Nao Gosto do que Vejo
Eu escrevo coisas que entendo e que não entendo, não por querer entendê-las, mas, simplesmente, por escrever…
Eu escrevo sobre papéis amassados, rasurados, estampados, lisos, rasgados, inteiros, infantilizados, envelhecidos, perdidos, vazios, em branco...
Eu escrevo sobre histórias invertidas, marginalizadas, desnudas, alheias, próprias, divididas, secretas, perigosas, ingênuas...
Eu escrevo sobre as delícias da vida, do ser humano, do amor, da amizade, da felicidade, da solidariedade, da saudade, do perdão, do recomeço...

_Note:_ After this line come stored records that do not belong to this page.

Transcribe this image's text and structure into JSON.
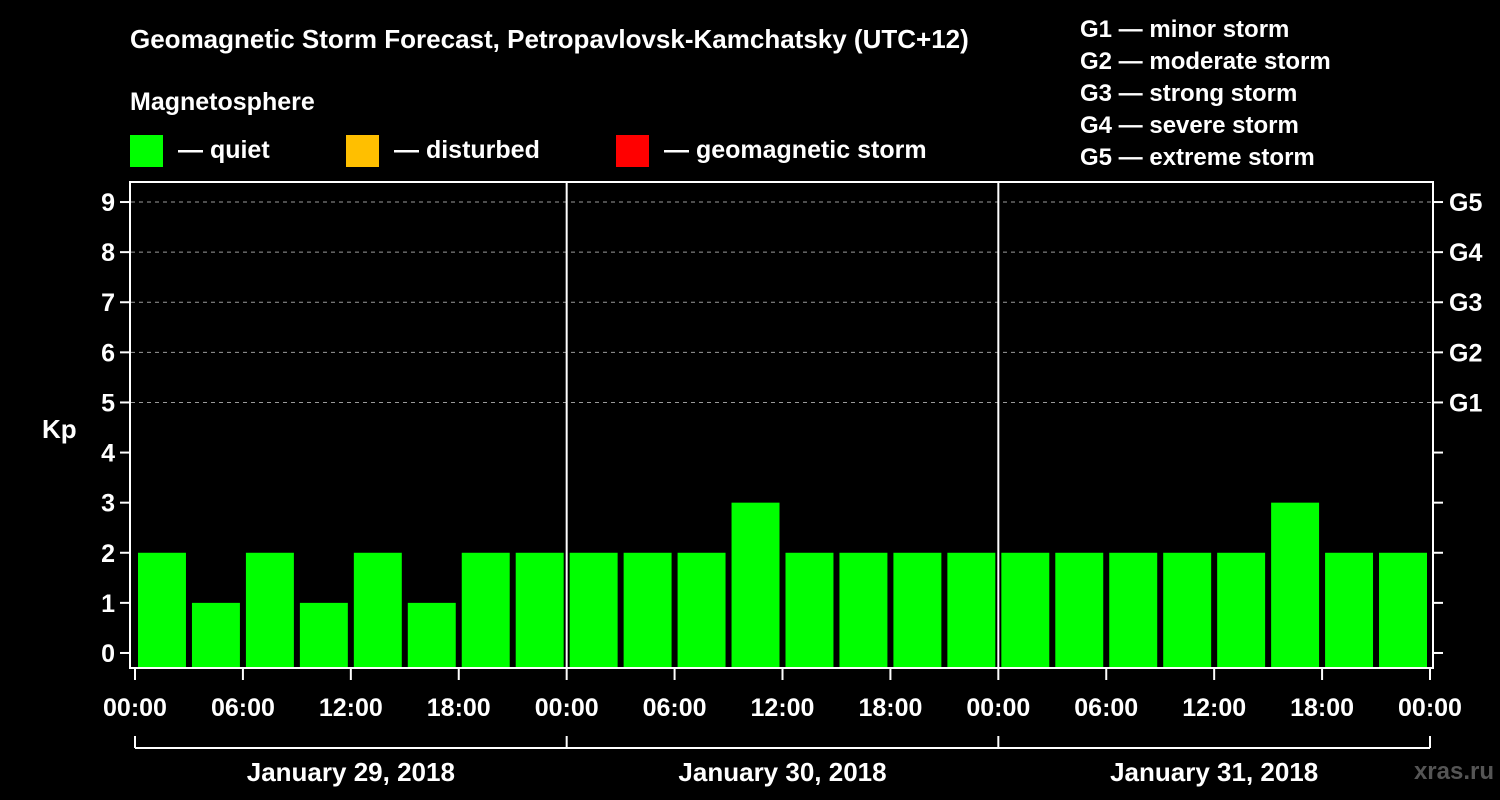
{
  "title": "Geomagnetic Storm Forecast, Petropavlovsk-Kamchatsky (UTC+12)",
  "legend": {
    "heading": "Magnetosphere",
    "items": [
      {
        "label": "— quiet",
        "color": "#00ff00"
      },
      {
        "label": "— disturbed",
        "color": "#ffbf00"
      },
      {
        "label": "— geomagnetic storm",
        "color": "#ff0000"
      }
    ]
  },
  "storm_scale": [
    "G1 — minor storm",
    "G2 — moderate storm",
    "G3 — strong storm",
    "G4 — severe storm",
    "G5 — extreme storm"
  ],
  "watermark": "xras.ru",
  "chart_data": {
    "type": "bar",
    "ylabel": "Kp",
    "ylim": [
      -0.3,
      9.4
    ],
    "yticks": [
      "0",
      "1",
      "2",
      "3",
      "4",
      "5",
      "6",
      "7",
      "8",
      "9"
    ],
    "right_labels": [
      {
        "kp": 5,
        "label": "G1"
      },
      {
        "kp": 6,
        "label": "G2"
      },
      {
        "kp": 7,
        "label": "G3"
      },
      {
        "kp": 8,
        "label": "G4"
      },
      {
        "kp": 9,
        "label": "G5"
      }
    ],
    "grid": "dashed at Kp 5–9",
    "xtick_labels": [
      "00:00",
      "06:00",
      "12:00",
      "18:00",
      "00:00",
      "06:00",
      "12:00",
      "18:00",
      "00:00",
      "06:00",
      "12:00",
      "18:00",
      "00:00"
    ],
    "days": [
      "January 29, 2018",
      "January 30, 2018",
      "January 31, 2018"
    ],
    "interval_hours": 3,
    "values": [
      2,
      1,
      2,
      1,
      2,
      1,
      2,
      2,
      2,
      2,
      2,
      3,
      2,
      2,
      2,
      2,
      2,
      2,
      2,
      2,
      2,
      3,
      2,
      2
    ],
    "bar_color": "#00ff00"
  }
}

Eu escrevo sobre a dor, o ultraje, a desigualdade, a mágoa...
Eu escrevo sobre o que pode nos tornar a dor, o ultraje, a desigualdade, a mágoa...
Eu escrevo de forma veloz, porque minhas palavras não esperam o virar da página...
Eu escrevo livre...
No papel cabe o universo, os sentimentos, minhas impressões de mundo, ainda que transitórias...
Eu escrevo livre...
A verdade estampada, camuflada, a mentira romanceada, impudica....
Eu escrevo livre...
Eu não escrevo para que me entendam, eu escrevo, despretensiosamente, por escrever....
Eu escrevo livre...
Petite...
É tão engraçado como eu me sentia grande quando ainda não tinha a dolorida obrigação de crescer!
Por amor...
Pensando bem, não existe amor que supera tudo.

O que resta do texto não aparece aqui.